School board member Wihby named state director for Sen. Ayotte
CONCORD - Longtime Deputy Labor Commissioner David Wihby has been named state director for U.S. Sen. Kelly Ayotte.
Wihby said the last day of his 25-year run in the number two post at the Labor Department will end March 6 and that he begins his new job March 10.
"My family feels and, I think, Kelly feels that it's a good fit," Wihby said. "I'm anxious to get started."
Wihby said he sees a lot of similarities between the two roles and said his transition should be smooth.
"I'm still helping constituents of the state," he said. "It's almost the same type of role. Now it's just on the federal level."
He said he isn't nervous about giving up a seemingly secure job for a political appointment that could disappear if Ayotte, a Republican serving her first term, should not win reelection in 2016. "As long as Kelly keeps doing a good job," she should be reelected, he said.
In a statement, Ayotte said Wihby will replace Orville "Bud" Fitch II, who has served as state director since she took office in January 2011. Fitch will take on the position of legal counsel for her Senate office, she said.

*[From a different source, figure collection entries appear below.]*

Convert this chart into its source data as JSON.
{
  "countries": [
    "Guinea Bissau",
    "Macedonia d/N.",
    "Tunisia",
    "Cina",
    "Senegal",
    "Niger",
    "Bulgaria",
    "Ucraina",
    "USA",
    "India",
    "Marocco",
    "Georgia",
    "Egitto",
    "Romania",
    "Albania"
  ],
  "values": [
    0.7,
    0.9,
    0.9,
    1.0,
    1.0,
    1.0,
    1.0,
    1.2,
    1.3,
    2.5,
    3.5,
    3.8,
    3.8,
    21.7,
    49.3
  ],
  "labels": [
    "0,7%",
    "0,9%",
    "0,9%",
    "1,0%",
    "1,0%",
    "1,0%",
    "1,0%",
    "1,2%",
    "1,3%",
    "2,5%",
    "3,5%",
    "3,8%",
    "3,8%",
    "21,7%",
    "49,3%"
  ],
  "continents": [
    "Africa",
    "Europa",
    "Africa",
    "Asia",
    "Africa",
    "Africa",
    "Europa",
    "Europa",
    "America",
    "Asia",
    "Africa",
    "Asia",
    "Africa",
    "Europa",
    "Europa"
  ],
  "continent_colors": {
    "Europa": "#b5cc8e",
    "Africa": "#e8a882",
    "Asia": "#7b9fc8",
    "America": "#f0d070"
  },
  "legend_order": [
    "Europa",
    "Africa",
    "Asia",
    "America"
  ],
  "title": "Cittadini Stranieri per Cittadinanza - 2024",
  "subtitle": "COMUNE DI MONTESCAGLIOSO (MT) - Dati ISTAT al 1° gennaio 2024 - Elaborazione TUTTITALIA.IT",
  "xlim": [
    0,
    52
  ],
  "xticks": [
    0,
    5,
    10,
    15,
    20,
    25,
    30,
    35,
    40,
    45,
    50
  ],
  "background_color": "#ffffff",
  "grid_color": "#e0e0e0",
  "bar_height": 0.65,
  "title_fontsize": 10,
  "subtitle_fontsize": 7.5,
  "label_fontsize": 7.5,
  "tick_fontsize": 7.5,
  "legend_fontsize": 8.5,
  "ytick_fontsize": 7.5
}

"Bud has an outstanding legal background, and I look forward to receiving his advice and counsel as I address legislative issues," Ayotte said in a prepared statement. "David Wihby brings extensive experience in state and local government to the position of state director, and he will help me continue to provide New Hampshire citizens with the efficient and effective constituent service they deserve."
Labor Commissioner James Craig said he's sorry to see Wihby go.
"Although I'm not happy to lose him, I understand his decision and I wish him all the best," Craig said. "Dave and I are friends. There is nothing but good will between us."
Marc Goldberg, spokesman for Gov. Maggie Hassan, said: "The governor appreciates Dave Wihby's service to the people of New Hampshire and wishes him all the best in the future."
Wihby, a Manchester school board member who previously served 18 years as a Manchester alderman, said he is not planning to resign from the school board.